‘It’s the truth.’
‘It was probably just some pissed soldier.’
‘Nope. It didn’t have a head. It was a ghost, I’m telling you.’
‘Probably shoved his own head up his arse so he didn’t have to smell you,’ Stumps said provocatively.
‘You don’t believe in ghosts?’ asked Dog.
‘Not really. How many goat-fuckers are dead on the other side of that wall? They’d all be running around here, wouldn’t they?’
‘Only unhappy spirits are ghosts,’ Dog argued.
‘Yeah, and I’m sure they were really happy dying from their wounds in a stinking ditch.’
‘I believe in ghosts.’ I spoke up, surprising my men.
‘What?’ Stumps’s face creased beneath the brim of his helmet.
‘I believe in ghosts,’ I repeated. ‘But not like Dog thinks he saw. I think that ghosts live in our heads. They come with us from battlefields. Those dead Germans in the ditch? Their ghosts went back with their friends. Some of them are in the heads of the men who fought on the wall.’
Stumps chewed over my words, doubtless thinking of the voices he heard inside his own mind, and the images that were painted there. ‘That makes sense,’ he agreed.
Brando and Folcher were also slowly nodding.
‘Not many of us to carry the ghosts out of the forest,’ Brando considered. ‘A lot to fit in a few heads.’
Folcher rubbed at his face, almost as if he was trying to feel for a presence within. ‘If that is true, I would be happy to see these things. To have my comrades still with me.’
His words hit me. I had carried my ghosts, but I had always considered it a curse. Could it be that through my own suffering, I offered my comrades a taste of immortality? Was that not a price worth paying in pain?
When the scream echoed through the night, I almost thought that they were answering me, but moments later, a trumpet began to blare from the direction of the headquarters building.
‘They’re su-sounding the assembly,’ Balbus said. The distinction was important; this was not a stand-to. We were not under attack.
I led the section at a jog-trot towards the trumpet. The other sections of the night’s watch converged with us. The crest of Centurion H appeared from the door of the headquarters building.
‘With me!’ he shouted, and led off at a run.
I recognized our direction. We were going into the part of the fort that had been turned over to the civilians. I wondered why, but heard my answer before I saw it: angry shouts; cries of grief. So deep in the night, they could only mean death.
The alleyway between buildings was packed with three dozen civilians. Most were adult women, and the ones that were not crying hissed insults at whoever was in their midst. I saw then flashes of shields – soldiers were in the centre of the crowd.
‘Close shields,’ H ordered us. ‘Keep weapons sheathed.
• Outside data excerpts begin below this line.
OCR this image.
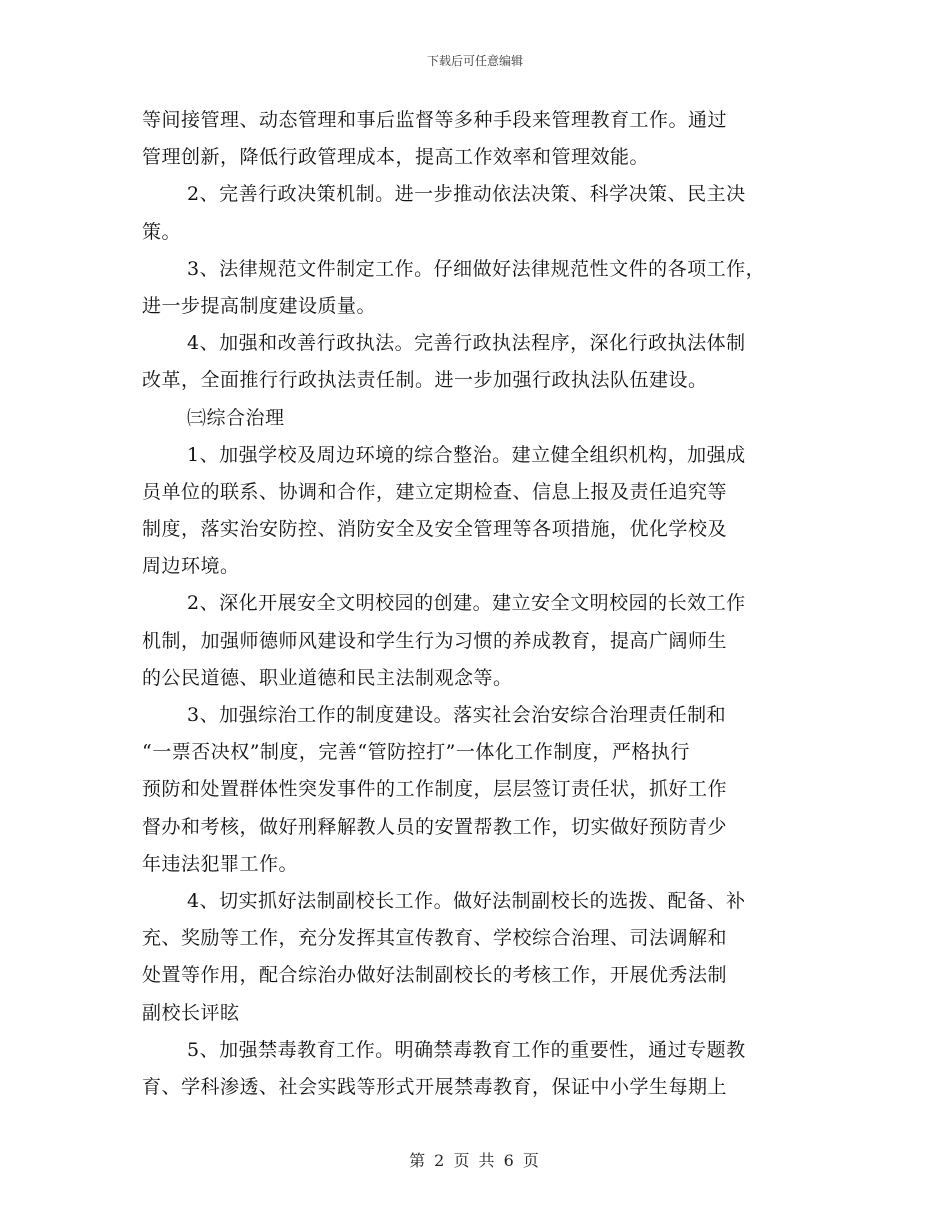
下载后可任意编辑
等间接管理、动态管理和事后监督等多种手段来管理教育工作。通过
管理创新，降低行政管理成本，提高工作效率和管理效能。
2、完善行政决策机制。进一步推动依法决策、科学决策、民主决
策。
3、法律规范文件制定工作。仔细做好法律规范性文件的各项工作，
进一步提高制度建设质量。
4、加强和改善行政执法。完善行政执法程序，深化行政执法体制
改革，全面推行行政执法责任制。进一步加强行政执法队伍建设。
㈢综合治理
1、加强学校及周边环境的综合整治。建立健全组织机构，加强成
员单位的联系、协调和合作，建立定期检查、信息上报及责任追究等
制度，落实治安防控、消防安全及安全管理等各项措施，优化学校及
周边环境。
2、深化开展安全文明校园的创建。建立安全文明校园的长效工作
机制，加强师德师风建设和学生行为习惯的养成教育，提高广阔师生
的公民道德、职业道德和民主法制观念等。
3、加强综治工作的制度建设。落实社会治安综合治理责任制和
“一票否决权”制度，完善“管防控打”一体化工作制度，严格执行
预防和处置群体性突发事件的工作制度，层层签订责任状，抓好工作
督办和考核，做好刑释解教人员的安置帮教工作，切实做好预防青少
年违法犯罪工作。
4、切实抓好法制副校长工作。做好法制副校长的选拨、配备、补
充、奖励等工作，充分发挥其宣传教育、学校综合治理、司法调解和
处置等作用，配合综治办做好法制副校长的考核工作，开展优秀法制
副校长评眩
5、加强禁毒教育工作。明确禁毒教育工作的重要性，通过专题教
育、学科渗透、社会实践等形式开展禁毒教育，保证中小学生每期上
第 2 页 共 6 页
We’ll push them off if we have to.’ Then he ordered the civilians: ‘Move back!’
‘Fuck you!’ a young woman spat back.
‘Last chance, darling.’
The noise of the crowd dropped as the civilians finally began to realize the power of the overlapping shields, and the centurion’s intent to use them.
They moved, and as they pulled away they revealed a section of soldiers who had closed in a circle. As the crowd gave them space these men opened their formation, revealing a body in their centre.
It was a young girl. She was shy of her teens. A quick look was all I needed to see that she’d been butchered like a pig.
‘Felix, use your section to close off this stretch of the alleyway. Make some space around her,’ H ordered, gesturing to the slaughtered girl. He then moved his other sections, and very soon the girl’s body was in the centre of an island of calm. On the edges of that space, angry faces spat and cursed at the soldiers who kept them from the body.
‘It’s those fucking Syrians!’ I heard a male voice shout repeatedly. I identified him in the group to my front, dark-skinned and bearded. Likely a trader who had followed Varus’s army on campaign, but had escaped its destruction.
‘Come here,’ I ordered him.
I had to repeat my words more forcefully before the man stepped forwards.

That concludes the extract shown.